Avuncular, personable, unabashedly silly and with a voice as softly reassuring as a lullaby, he spent 21 years presenting Play School from its first episode in 1964, 13 years co-hosting Play Away (1971-84) and narrated three fondly remembered animated series written and produced by Gordon Murray: Camberwick Green (1966), Trumpton (1967) and Chigley (1969).
Cant’s fame on television had taken him away from a promising theatre career, although he refused to make a distinction between the two. When asked by The Stage about some of the more peculiar things he had been required to do on screen, he insisted: “I don’t feel silly at all. I’m an actor and we are trained to lose ourselves in the job. If I don’t believe in it, the child won’t.”
Born in Ipswich, his roller-skating maternal grandmother had been a music hall speciality act but Cant initially showed more interest in football, training with the town’s youth team before working as a lithographer in a local printing house.
After a spell in amateur drama, he made his professional debut with the Penguin Players in Buxton in 1958.
Other regional work followed, including Freddie in Terence Rattigan’s The Deep Blue Sea at Pitlochry Festival Theatre in 1961.
By then, he had gained a foothold in television drama, where he was spotted and invited to audition for Play School in 1964.
Such was its success and longevity, that it spawned a live theatre show, which was seen at the Old Vic Theatre in 1969 and at London’s Riverside Studios in 1979.

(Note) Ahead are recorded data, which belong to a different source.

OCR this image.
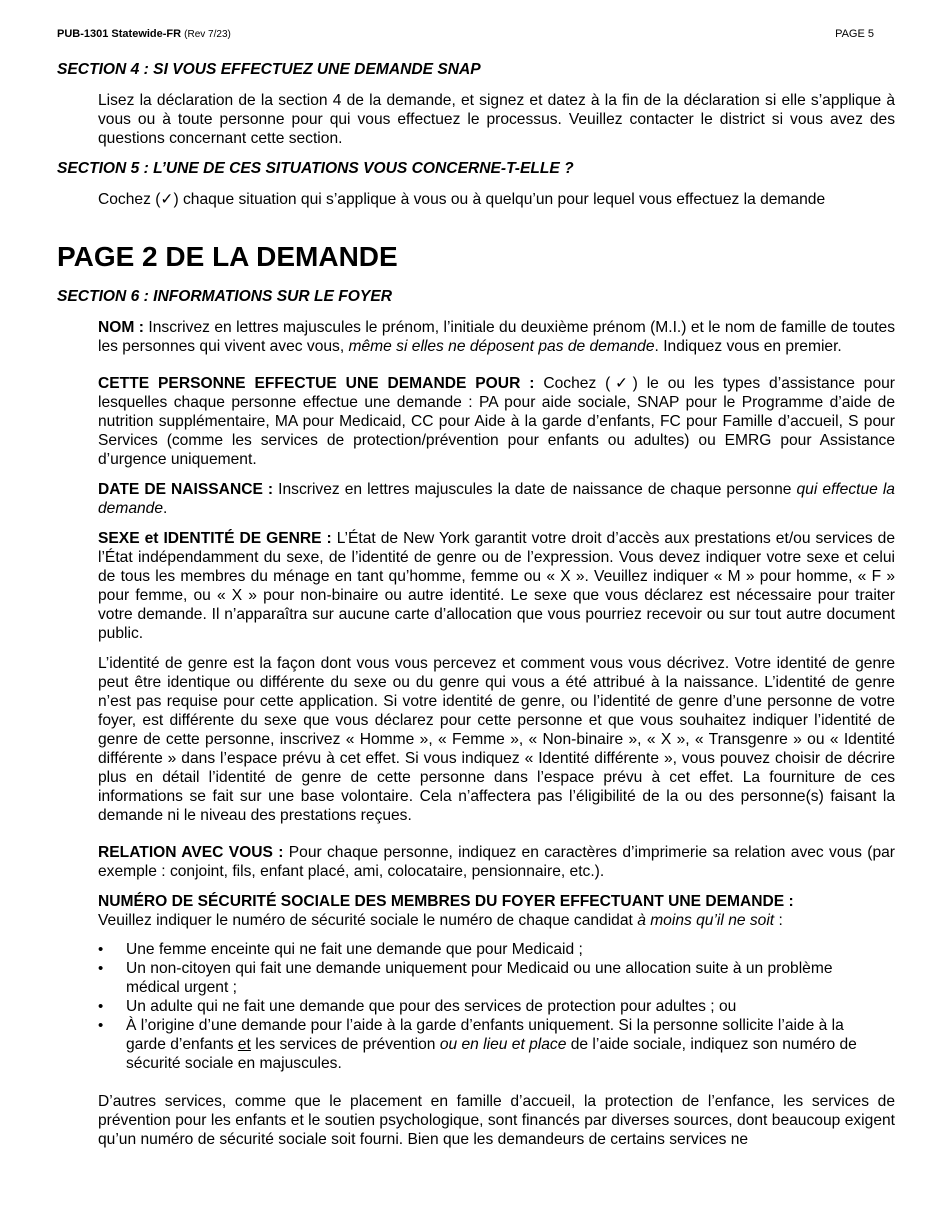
PUB-1301 Statewide-FR (Rev 7/23)	PAGE 5
SECTION 4 : SI VOUS EFFECTUEZ UNE DEMANDE SNAP

Lisez la déclaration de la section 4 de la demande, et signez et datez à la fin de la déclaration si elle s’applique à vous ou à toute personne pour qui vous effectuez le processus. Veuillez contacter le district si vous avez des questions concernant cette section.

SECTION 5 : L’UNE DE CES SITUATIONS VOUS CONCERNE-T-ELLE ?

Cochez (✓) chaque situation qui s’applique à vous ou à quelqu’un pour lequel vous effectuez la demande

PAGE 2 DE LA DEMANDE
SECTION 6 : INFORMATIONS SUR LE FOYER

NOM : Inscrivez en lettres majuscules le prénom, l’initiale du deuxième prénom (M.I.) et le nom de famille de toutes les personnes qui vivent avec vous, même si elles ne déposent pas de demande. Indiquez vous en premier.

CETTE PERSONNE EFFECTUE UNE DEMANDE POUR : Cochez (✓) le ou les types d’assistance pour lesquelles chaque personne effectue une demande : PA pour aide sociale, SNAP pour le Programme d’aide de nutrition supplémentaire, MA pour Medicaid, CC pour Aide à la garde d’enfants, FC pour Famille d’accueil, S pour Services (comme les services de protection/prévention pour enfants ou adultes) ou EMRG pour Assistance d’urgence uniquement.

DATE DE NAISSANCE : Inscrivez en lettres majuscules la date de naissance de chaque personne qui effectue la demande.

SEXE et IDENTITÉ DE GENRE : L’État de New York garantit votre droit d’accès aux prestations et/ou services de l’État indépendamment du sexe, de l’identité de genre ou de l’expression. Vous devez indiquer votre sexe et celui de tous les membres du ménage en tant qu’homme, femme ou « X ». Veuillez indiquer « M » pour homme, « F » pour femme, ou « X » pour non-binaire ou autre identité. Le sexe que vous déclarez est nécessaire pour traiter votre demande. Il n’apparaîtra sur aucune carte d’allocation que vous pourriez recevoir ou sur tout autre document public.

L’identité de genre est la façon dont vous vous percevez et comment vous vous décrivez. Votre identité de genre peut être identique ou différente du sexe ou du genre qui vous a été attribué à la naissance. L’identité de genre n’est pas requise pour cette application. Si votre identité de genre, ou l’identité de genre d’une personne de votre foyer, est différente du sexe que vous déclarez pour cette personne et que vous souhaitez indiquer l’identité de genre de cette personne, inscrivez « Homme », « Femme », « Non-binaire », « X », « Transgenre » ou « Identité différente » dans l’espace prévu à cet effet. Si vous indiquez « Identité différente », vous pouvez choisir de décrire plus en détail l’identité de genre de cette personne dans l’espace prévu à cet effet. La fourniture de ces informations se fait sur une base volontaire. Cela n’affectera pas l’éligibilité de la ou des personne(s) faisant la demande ni le niveau des prestations reçues.

RELATION AVEC VOUS : Pour chaque personne, indiquez en caractères d’imprimerie sa relation avec vous (par exemple : conjoint, fils, enfant placé, ami, colocataire, pensionnaire, etc.).

NUMÉRO DE SÉCURITÉ SOCIALE DES MEMBRES DU FOYER EFFECTUANT UNE DEMANDE :
Veuillez indiquer le numéro de sécurité sociale le numéro de chaque candidat à moins qu’il ne soit :

•	Une femme enceinte qui ne fait une demande que pour Medicaid ;
•	Un non-citoyen qui fait une demande uniquement pour Medicaid ou une allocation suite à un problème médical urgent ;
•	Un adulte qui ne fait une demande que pour des services de protection pour adultes ; ou
•	À l’origine d’une demande pour l’aide à la garde d’enfants uniquement. Si la personne sollicite l’aide à la garde d’enfants et les services de prévention ou en lieu et place de l’aide sociale, indiquez son numéro de sécurité sociale en majuscules.

D’autres services, comme que le placement en famille d’accueil, la protection de l’enfance, les services de prévention pour les enfants et le soutien psychologique, sont financés par diverses sources, dont beaucoup exigent qu’un numéro de sécurité sociale soit fourni. Bien que les demandeurs de certains services ne
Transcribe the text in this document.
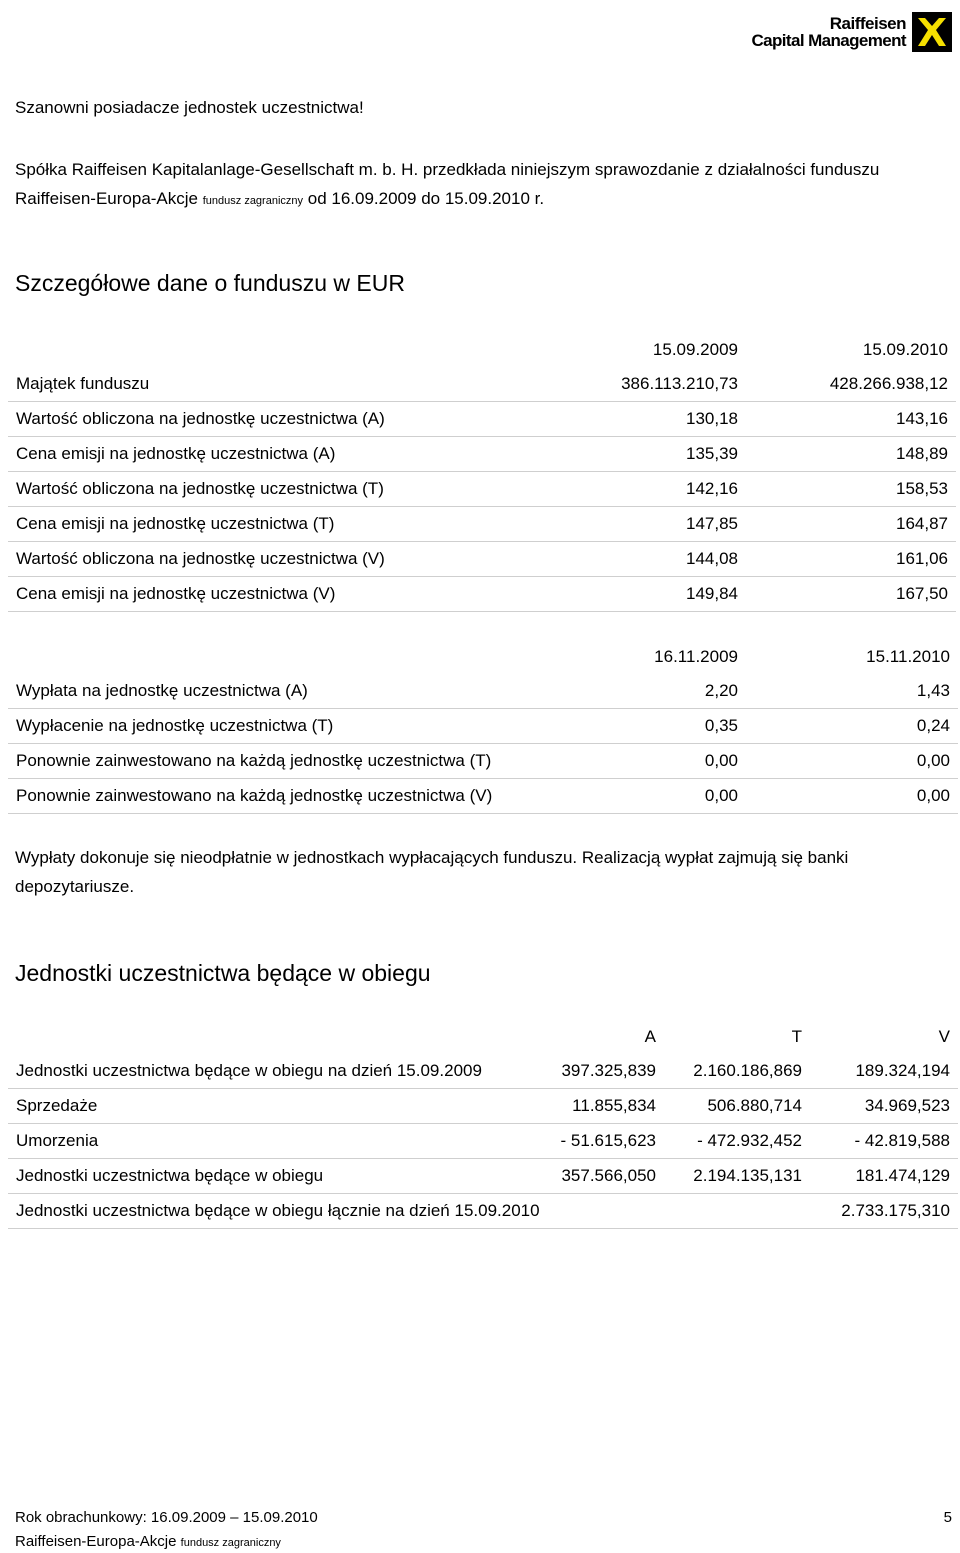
Raiffeisen
Capital Management
Szanowni posiadacze jednostek uczestnictwa!
Spółka Raiffeisen Kapitalanlage-Gesellschaft m. b. H. przedkłada niniejszym sprawozdanie z działalności funduszu
Raiffeisen-Europa-Akcje fundusz zagraniczny od 16.09.2009 do 15.09.2010 r.
Szczegółowe dane o funduszu w EUR
	15.09.2009	15.09.2010
Majątek funduszu	386.113.210,73	428.266.938,12
Wartość obliczona na jednostkę uczestnictwa (A)	130,18	143,16
Cena emisji na jednostkę uczestnictwa (A)	135,39	148,89
Wartość obliczona na jednostkę uczestnictwa (T)	142,16	158,53
Cena emisji na jednostkę uczestnictwa (T)	147,85	164,87
Wartość obliczona na jednostkę uczestnictwa (V)	144,08	161,06
Cena emisji na jednostkę uczestnictwa (V)	149,84	167,50
	16.11.2009	15.11.2010
Wypłata na jednostkę uczestnictwa (A)	2,20	1,43
Wypłacenie na jednostkę uczestnictwa (T)	0,35	0,24
Ponownie zainwestowano na każdą jednostkę uczestnictwa (T)	0,00	0,00
Ponownie zainwestowano na każdą jednostkę uczestnictwa (V)	0,00	0,00
Wypłaty dokonuje się nieodpłatnie w jednostkach wypłacających funduszu. Realizacją wypłat zajmują się banki
depozytariusze.
Jednostki uczestnictwa będące w obiegu
	A	T	V
Jednostki uczestnictwa będące w obiegu na dzień 15.09.2009	397.325,839	2.160.186,869	189.324,194
Sprzedaże	11.855,834	506.880,714	34.969,523
Umorzenia	- 51.615,623	- 472.932,452	- 42.819,588
Jednostki uczestnictwa będące w obiegu	357.566,050	2.194.135,131	181.474,129
Jednostki uczestnictwa będące w obiegu łącznie na dzień 15.09.2010			2.733.175,310
Rok obrachunkowy: 16.09.2009 – 15.09.2010	5
Raiffeisen-Europa-Akcje fundusz zagraniczny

In the early 1980s, he toured Brian Cant’s Fun Book and, after leaving children’s television, returned to acting in a touring production of Richard Gordon’s comedy hit Doctor in the House in 1985.

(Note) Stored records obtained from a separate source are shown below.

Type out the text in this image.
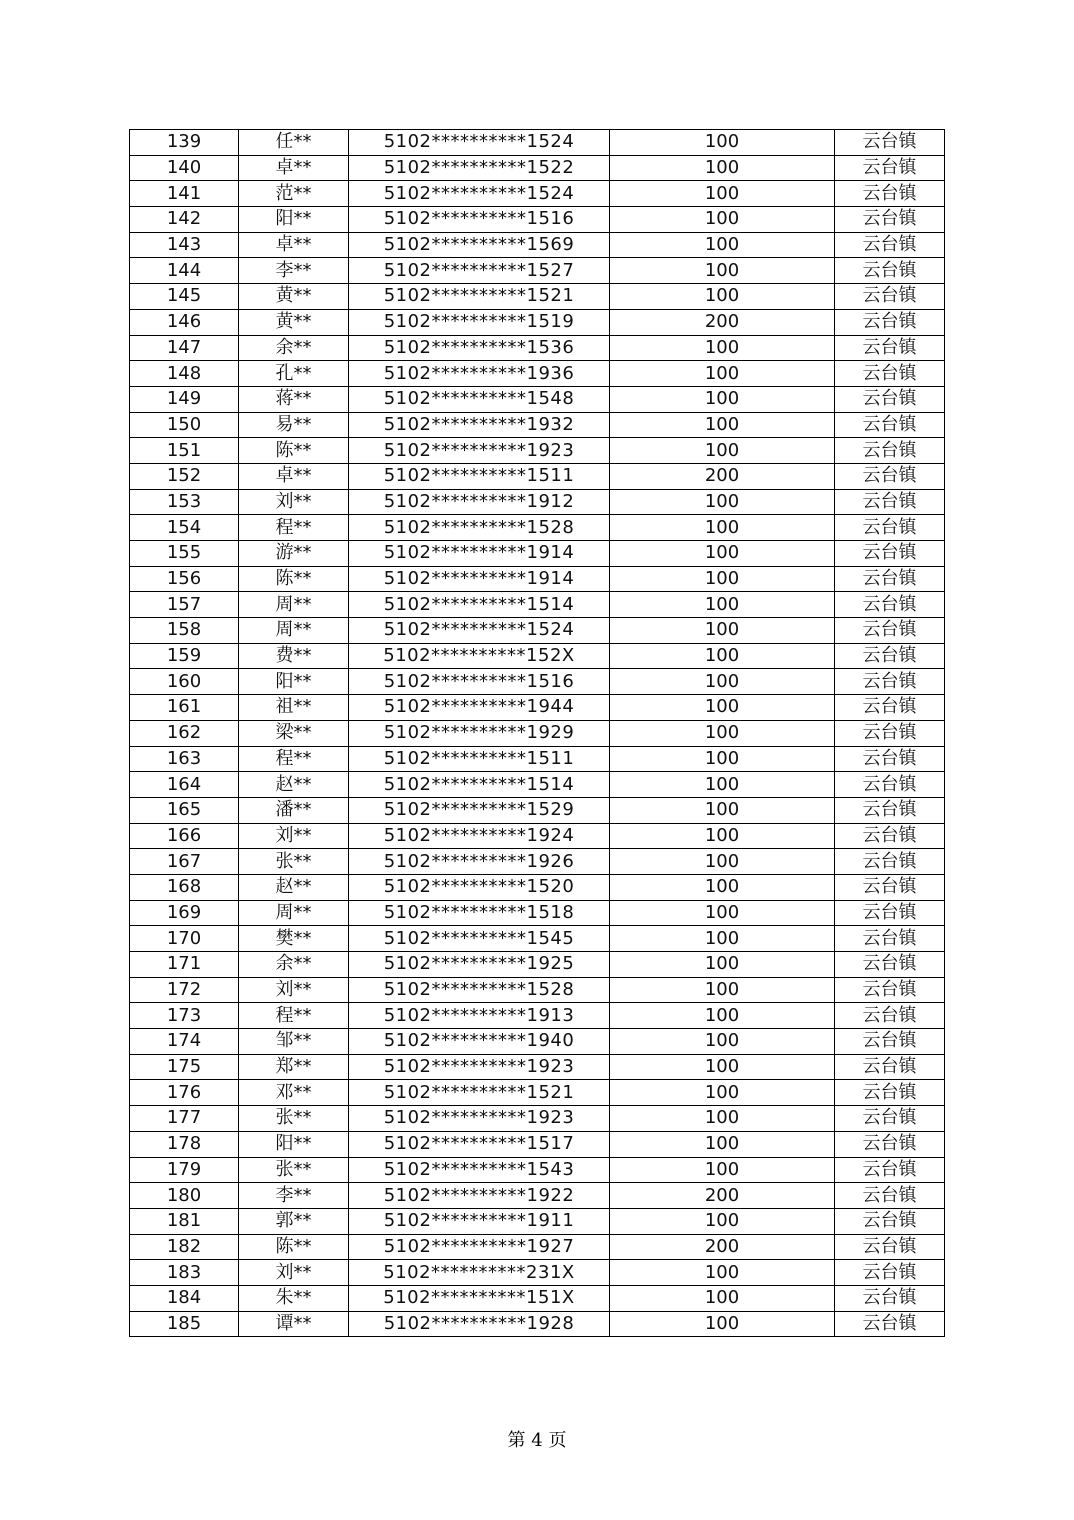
139	任**	5102**********1524	100	云台镇
140	卓**	5102**********1522	100	云台镇
141	范**	5102**********1524	100	云台镇
142	阳**	5102**********1516	100	云台镇
143	卓**	5102**********1569	100	云台镇
144	李**	5102**********1527	100	云台镇
145	黄**	5102**********1521	100	云台镇
146	黄**	5102**********1519	200	云台镇
147	余**	5102**********1536	100	云台镇
148	孔**	5102**********1936	100	云台镇
149	蒋**	5102**********1548	100	云台镇
150	易**	5102**********1932	100	云台镇
151	陈**	5102**********1923	100	云台镇
152	卓**	5102**********1511	200	云台镇
153	刘**	5102**********1912	100	云台镇
154	程**	5102**********1528	100	云台镇
155	游**	5102**********1914	100	云台镇
156	陈**	5102**********1914	100	云台镇
157	周**	5102**********1514	100	云台镇
158	周**	5102**********1524	100	云台镇
159	费**	5102**********152X	100	云台镇
160	阳**	5102**********1516	100	云台镇
161	祖**	5102**********1944	100	云台镇
162	梁**	5102**********1929	100	云台镇
163	程**	5102**********1511	100	云台镇
164	赵**	5102**********1514	100	云台镇
165	潘**	5102**********1529	100	云台镇
166	刘**	5102**********1924	100	云台镇
167	张**	5102**********1926	100	云台镇
168	赵**	5102**********1520	100	云台镇
169	周**	5102**********1518	100	云台镇
170	樊**	5102**********1545	100	云台镇
171	余**	5102**********1925	100	云台镇
172	刘**	5102**********1528	100	云台镇
173	程**	5102**********1913	100	云台镇
174	邹**	5102**********1940	100	云台镇
175	郑**	5102**********1923	100	云台镇
176	邓**	5102**********1521	100	云台镇
177	张**	5102**********1923	100	云台镇
178	阳**	5102**********1517	100	云台镇
179	张**	5102**********1543	100	云台镇
180	李**	5102**********1922	200	云台镇
181	郭**	5102**********1911	100	云台镇
182	陈**	5102**********1927	200	云台镇
183	刘**	5102**********231X	100	云台镇
184	朱**	5102**********151X	100	云台镇
185	谭**	5102**********1928	100	云台镇
第 4 页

Shaking off his television persona, Cant proved to be “a revelation” (The Stage) as the harassed Broadway producer Hennessey in the musical comedy Dames at Sea on tour in 1989.
In the decade that followed, he was seen in regional theatres in Leatherhead, Mold, Hornchurch and Farnham and in Michael Bogdanov’s touring adaptation of Chaucer’s The Canterbury Tales in 1996. More recent appearances included Middle Ground Theatre Company’s production of Oscar Wilde’s An Ideal Husband in 2000 and Paul Elliott’s There’s No Place Like a Home on tour in 2006.
Among his later television credits were Ever Decreasing Circles, Casualty and Doctors.
In 2010 he received a special BAFTA award recognising his contribution to children’s television.
Brian Cant was born on July 12, 1933. He was diagnosed with Parkinson’s disease in 1999 and died on June 19, aged 83.
He is survived by his second wife and five children (two of whom, including the actor Richard Cant, were from his first marriage).